Additional Notes#

Implementation Details#

Class Imbalance Handling:

The ET-COME method addresses class imbalance through three integrated modules:

Module A (Epistemic Admissibility): Identifies learnable uncertainty regions using information-theoretic decomposition
Module B (Risk-Targeted Transport): Uses optimal transport to move synthetic mass toward regions where the ensemble is genuinely confused
Module C (Conformal Screening): Filters synthetic points using OOB-based conformal prediction thresholds

Algorithm Steps:

Clean training data with ENN, build HNSW graph, train initial ensemble E⁰
For each iteration: - Decompose OOB entropy into epistemic and aleatoric components (Module A) - Score admissible minority nodes by F1 gradient (Module B) - Solve entropy-regularized optimal transport problem (Module B) - Screen candidates against E⁰ OOB consistency threshold (Module C) - Add accepted synthetic points to training set - Increment ensemble with new trees on augmented data
Stop when transport plan and OOB interval width both converge

Performance Considerations:

Training time scales linearly with number of iterations
Memory usage depends on oversampling ratio and dataset size
Recommendation: Start with 3-5 iterations, tune based on validation performance

Hyperparameter Tuning:

Key hyperparameters to tune: - iterations: Number of refinement iterations (default: 5) - n_neighbors: Neighborhood size for SMOTE (default: 5) - sampling_strategy: Oversampling ratio (default: ‘auto’) - classifier: Base classifier and its parameters

Validation and Evaluation#

Metrics:

Due to class imbalance, standard accuracy is not recommended.
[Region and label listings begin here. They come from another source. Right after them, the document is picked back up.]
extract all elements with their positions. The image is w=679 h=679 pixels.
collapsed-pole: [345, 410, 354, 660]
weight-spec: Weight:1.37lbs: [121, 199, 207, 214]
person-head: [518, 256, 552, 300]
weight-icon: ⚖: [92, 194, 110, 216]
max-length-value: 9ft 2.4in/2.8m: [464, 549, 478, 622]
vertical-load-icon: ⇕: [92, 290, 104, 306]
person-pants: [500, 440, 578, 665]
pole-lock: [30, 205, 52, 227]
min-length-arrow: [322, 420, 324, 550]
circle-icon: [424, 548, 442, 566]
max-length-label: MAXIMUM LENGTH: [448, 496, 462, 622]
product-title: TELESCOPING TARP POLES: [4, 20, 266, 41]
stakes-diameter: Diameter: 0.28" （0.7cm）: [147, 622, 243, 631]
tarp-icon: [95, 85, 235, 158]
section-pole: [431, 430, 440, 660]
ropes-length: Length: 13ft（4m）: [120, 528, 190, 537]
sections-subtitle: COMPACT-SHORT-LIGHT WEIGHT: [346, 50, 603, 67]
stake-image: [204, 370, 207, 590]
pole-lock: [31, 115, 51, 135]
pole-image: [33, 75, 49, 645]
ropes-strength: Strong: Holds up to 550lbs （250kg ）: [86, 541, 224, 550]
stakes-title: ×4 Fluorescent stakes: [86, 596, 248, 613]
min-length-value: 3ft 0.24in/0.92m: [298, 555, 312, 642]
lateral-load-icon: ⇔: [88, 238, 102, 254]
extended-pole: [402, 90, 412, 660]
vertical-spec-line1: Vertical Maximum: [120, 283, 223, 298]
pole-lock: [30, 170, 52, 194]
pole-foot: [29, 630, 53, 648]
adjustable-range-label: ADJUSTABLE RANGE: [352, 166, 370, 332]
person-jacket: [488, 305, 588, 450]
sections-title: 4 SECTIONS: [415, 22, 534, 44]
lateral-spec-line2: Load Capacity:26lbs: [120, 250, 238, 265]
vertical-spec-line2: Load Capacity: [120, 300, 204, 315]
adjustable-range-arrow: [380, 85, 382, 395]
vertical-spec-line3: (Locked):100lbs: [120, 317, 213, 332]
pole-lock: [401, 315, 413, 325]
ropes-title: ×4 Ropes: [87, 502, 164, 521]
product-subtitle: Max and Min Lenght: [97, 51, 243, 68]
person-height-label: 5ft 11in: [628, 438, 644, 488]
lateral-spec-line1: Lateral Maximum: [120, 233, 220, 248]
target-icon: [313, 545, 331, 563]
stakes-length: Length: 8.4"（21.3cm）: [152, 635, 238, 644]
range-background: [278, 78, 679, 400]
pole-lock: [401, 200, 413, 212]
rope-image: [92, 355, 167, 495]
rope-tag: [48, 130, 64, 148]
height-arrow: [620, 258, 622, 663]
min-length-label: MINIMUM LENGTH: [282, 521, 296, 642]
Instead, use:

F1-score
Balanced Accuracy
Precision-Recall AUC
G-Mean

Cross-Validation:

Always use stratified k-fold cross-validation to maintain class distribution in folds.

Warning

Do not use standard accuracy as the primary evaluation metric on imbalanced datasets.

Memory and Runtime#

Memory Usage: - Oversampling ratio significantly impacts memory - Consider dataset size and available memory when setting sampling_strategy - Option to use verbose=False to reduce intermediate data storage

Runtime Optimization: - Use n_jobs=-1 with scikit-learn classifiers for parallel processing - Consider smaller datasets for hyperparameter tuning before full experiments - Pre-allocate arrays where possible in custom implementations

Limitations#

Binary Classification: Currently optimized for binary classification
Feature Types: Works best with numerical features
Small Datasets: May require more careful hyperparameter tuning
Categorical Features: Recommend encoding before use

Future Work#

Multiclass classification support
Automated hyperparameter tuning
Production-ready optimization
GPU acceleration for large datasets
Support for categorical features with native encoding

Troubleshooting#

Issue: Poor performance compared to baseline

Check that cross-validation is stratified
Verify that appropriate metrics are used (not accuracy)
Try increasing number of iterations
Ensure base classifier is appropriate for your data

Issue: Training time very long

Reduce number of iterations
Use smaller validation set
Consider reducing dataset size for tuning
Use parallel processing (n_jobs=-1)

Issue: Memory errors

Reduce oversampling ratio
Use smaller batch sizes
Consider sampling the training data
Monitor memory usage during iterations